A projectile is shot at a velocity of 15 m/s and an angle of pi/12 . What is the projectile's maximum height?

2 Answers
Nov 5, 2017

0.77 m

Explanation:

sin(π/12) = (sqrt(3)-1) / (2sqrt(2))

H = (u^2 sin^2 θ)/(2g)

H = ((15ms^-1)^2 × sin^2(π/12))/(2 × 9.8 ms^-2)

H = ((15 ms^-1)^2 × ((sqrt(3)-1)/(2sqrt(2)))^2)/(2 × 9.8ms^-2)

H = (225 × (3 + 1 - 2sqrt(3))/(4 × 2))/(2 × 9.8)m

H = (225 × (4 - 2sqrt(3))/8)/(19.6)m = 0.77m (rounded to 2 significant figures)

Nov 5, 2017

The maximum height is 0.77 m.

Explanation:

Here,
v_o=15m/s
Theta_o=pi/12 or 15^o
2D motion is made up of two independent 1D motion i.e vertical component and horizontal component.
Hence,
Vertical component be like,
v_"0v"=15sintheta_0
v_"0v"=15sin15^o
:.v_"0v"=3.88m/s
We know at maximum height vertical velocity is equal to zero.

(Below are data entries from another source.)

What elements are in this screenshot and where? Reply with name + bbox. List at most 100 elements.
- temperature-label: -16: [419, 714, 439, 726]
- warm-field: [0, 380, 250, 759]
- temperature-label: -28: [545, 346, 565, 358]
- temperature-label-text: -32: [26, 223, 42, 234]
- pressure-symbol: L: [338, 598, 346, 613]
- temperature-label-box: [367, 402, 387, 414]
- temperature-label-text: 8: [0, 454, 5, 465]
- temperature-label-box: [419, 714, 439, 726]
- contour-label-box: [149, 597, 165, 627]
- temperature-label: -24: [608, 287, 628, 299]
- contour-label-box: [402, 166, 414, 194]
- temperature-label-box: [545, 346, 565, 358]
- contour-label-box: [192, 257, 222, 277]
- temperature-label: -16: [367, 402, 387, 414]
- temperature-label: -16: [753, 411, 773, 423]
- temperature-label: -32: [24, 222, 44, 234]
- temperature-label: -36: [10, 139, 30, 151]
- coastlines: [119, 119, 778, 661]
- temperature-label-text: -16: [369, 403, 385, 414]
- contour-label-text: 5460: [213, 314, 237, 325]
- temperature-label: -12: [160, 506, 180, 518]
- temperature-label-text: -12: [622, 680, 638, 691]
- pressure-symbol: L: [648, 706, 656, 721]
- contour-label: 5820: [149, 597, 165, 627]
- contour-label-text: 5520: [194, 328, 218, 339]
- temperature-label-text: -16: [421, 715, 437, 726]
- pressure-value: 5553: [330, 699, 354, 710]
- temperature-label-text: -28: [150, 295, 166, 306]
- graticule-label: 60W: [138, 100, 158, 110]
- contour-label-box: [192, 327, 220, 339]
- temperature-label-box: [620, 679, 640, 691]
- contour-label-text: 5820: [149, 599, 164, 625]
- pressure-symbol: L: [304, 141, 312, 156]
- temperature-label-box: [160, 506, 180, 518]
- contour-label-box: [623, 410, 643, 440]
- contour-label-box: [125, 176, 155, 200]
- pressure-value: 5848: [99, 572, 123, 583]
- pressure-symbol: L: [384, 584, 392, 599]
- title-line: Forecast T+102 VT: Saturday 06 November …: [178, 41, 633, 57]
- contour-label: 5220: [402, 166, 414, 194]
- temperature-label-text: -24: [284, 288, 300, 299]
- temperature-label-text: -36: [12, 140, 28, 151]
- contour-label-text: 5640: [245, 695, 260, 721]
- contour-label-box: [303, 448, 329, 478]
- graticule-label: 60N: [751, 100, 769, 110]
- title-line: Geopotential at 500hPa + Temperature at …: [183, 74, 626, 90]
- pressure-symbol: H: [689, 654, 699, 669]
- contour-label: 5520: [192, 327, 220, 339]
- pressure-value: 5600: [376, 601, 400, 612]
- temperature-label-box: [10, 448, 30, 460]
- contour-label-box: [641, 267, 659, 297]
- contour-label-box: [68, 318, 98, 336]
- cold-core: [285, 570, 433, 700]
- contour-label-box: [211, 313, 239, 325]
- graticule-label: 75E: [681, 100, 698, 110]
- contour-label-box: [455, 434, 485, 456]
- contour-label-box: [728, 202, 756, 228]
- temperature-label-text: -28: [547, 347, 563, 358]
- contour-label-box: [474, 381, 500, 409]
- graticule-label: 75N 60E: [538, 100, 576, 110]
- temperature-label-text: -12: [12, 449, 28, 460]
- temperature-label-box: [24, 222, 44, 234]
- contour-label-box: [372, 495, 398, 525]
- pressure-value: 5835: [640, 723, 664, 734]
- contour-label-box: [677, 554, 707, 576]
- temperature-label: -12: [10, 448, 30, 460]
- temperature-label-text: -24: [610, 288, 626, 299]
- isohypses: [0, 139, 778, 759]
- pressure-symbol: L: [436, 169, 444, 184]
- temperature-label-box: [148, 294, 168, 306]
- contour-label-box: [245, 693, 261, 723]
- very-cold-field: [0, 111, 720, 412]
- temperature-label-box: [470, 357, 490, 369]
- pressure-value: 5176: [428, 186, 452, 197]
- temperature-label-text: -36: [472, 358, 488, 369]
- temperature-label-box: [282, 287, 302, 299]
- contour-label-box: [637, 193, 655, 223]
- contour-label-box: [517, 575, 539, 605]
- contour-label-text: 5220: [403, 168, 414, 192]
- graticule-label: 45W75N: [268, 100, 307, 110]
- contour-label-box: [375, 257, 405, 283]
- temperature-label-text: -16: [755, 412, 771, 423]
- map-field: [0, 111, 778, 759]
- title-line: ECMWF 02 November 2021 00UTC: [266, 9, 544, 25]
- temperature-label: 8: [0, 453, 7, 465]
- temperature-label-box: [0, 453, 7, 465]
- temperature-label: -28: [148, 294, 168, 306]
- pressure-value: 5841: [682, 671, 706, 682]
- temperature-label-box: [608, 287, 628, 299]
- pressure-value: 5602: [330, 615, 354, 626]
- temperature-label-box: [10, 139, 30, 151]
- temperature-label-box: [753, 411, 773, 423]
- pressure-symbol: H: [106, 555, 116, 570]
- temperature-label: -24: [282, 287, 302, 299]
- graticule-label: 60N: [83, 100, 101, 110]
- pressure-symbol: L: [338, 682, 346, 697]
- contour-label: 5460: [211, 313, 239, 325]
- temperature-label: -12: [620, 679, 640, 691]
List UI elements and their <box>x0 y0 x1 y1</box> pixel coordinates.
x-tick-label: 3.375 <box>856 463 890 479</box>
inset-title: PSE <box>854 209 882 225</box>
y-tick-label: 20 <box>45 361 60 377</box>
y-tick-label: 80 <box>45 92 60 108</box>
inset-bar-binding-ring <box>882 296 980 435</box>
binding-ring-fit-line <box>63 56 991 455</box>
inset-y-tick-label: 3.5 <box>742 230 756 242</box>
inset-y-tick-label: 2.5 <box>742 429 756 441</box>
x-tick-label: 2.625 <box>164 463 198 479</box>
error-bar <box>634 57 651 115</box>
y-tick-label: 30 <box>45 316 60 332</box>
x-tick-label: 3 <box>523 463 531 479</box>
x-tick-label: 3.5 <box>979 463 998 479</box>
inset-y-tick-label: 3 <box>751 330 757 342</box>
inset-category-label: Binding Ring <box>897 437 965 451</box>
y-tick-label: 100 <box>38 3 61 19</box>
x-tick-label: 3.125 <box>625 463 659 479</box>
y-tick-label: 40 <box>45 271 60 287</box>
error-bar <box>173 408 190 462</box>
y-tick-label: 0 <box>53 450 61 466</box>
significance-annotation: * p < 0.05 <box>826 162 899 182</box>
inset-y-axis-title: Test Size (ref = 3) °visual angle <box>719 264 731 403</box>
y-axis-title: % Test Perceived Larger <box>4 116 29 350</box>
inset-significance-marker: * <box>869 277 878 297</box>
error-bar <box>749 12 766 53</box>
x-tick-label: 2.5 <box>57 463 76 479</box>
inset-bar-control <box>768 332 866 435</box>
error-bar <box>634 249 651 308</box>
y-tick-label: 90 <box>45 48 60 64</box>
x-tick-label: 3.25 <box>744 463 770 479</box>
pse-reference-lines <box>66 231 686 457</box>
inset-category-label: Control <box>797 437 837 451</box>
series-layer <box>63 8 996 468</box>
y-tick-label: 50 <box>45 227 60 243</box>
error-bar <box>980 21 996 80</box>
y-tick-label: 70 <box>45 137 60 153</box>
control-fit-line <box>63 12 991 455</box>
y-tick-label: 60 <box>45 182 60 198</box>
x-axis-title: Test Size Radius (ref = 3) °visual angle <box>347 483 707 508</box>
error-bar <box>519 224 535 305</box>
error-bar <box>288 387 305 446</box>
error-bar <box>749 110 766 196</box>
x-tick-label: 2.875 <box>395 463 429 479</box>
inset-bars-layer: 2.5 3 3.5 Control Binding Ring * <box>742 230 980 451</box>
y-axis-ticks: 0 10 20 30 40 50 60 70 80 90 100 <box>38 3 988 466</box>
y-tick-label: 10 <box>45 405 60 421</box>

So,
V_"fv"=v_"0v"-g*t
Or, 0=3.88m/s-9.8t
Calculate the value of time (t) which is 0.39s
Which means at 0.39s the projectile will achieve its maximum height.
So,
y=y_0+(v_"0v")*(t)-(1//2)g*t^2
Or, y=0+(3.88m/s)(0.39s)-(1//2)(9.8m/s^2)(0.39s)^2
Calculate the value which is 0.77m which is the maximum height.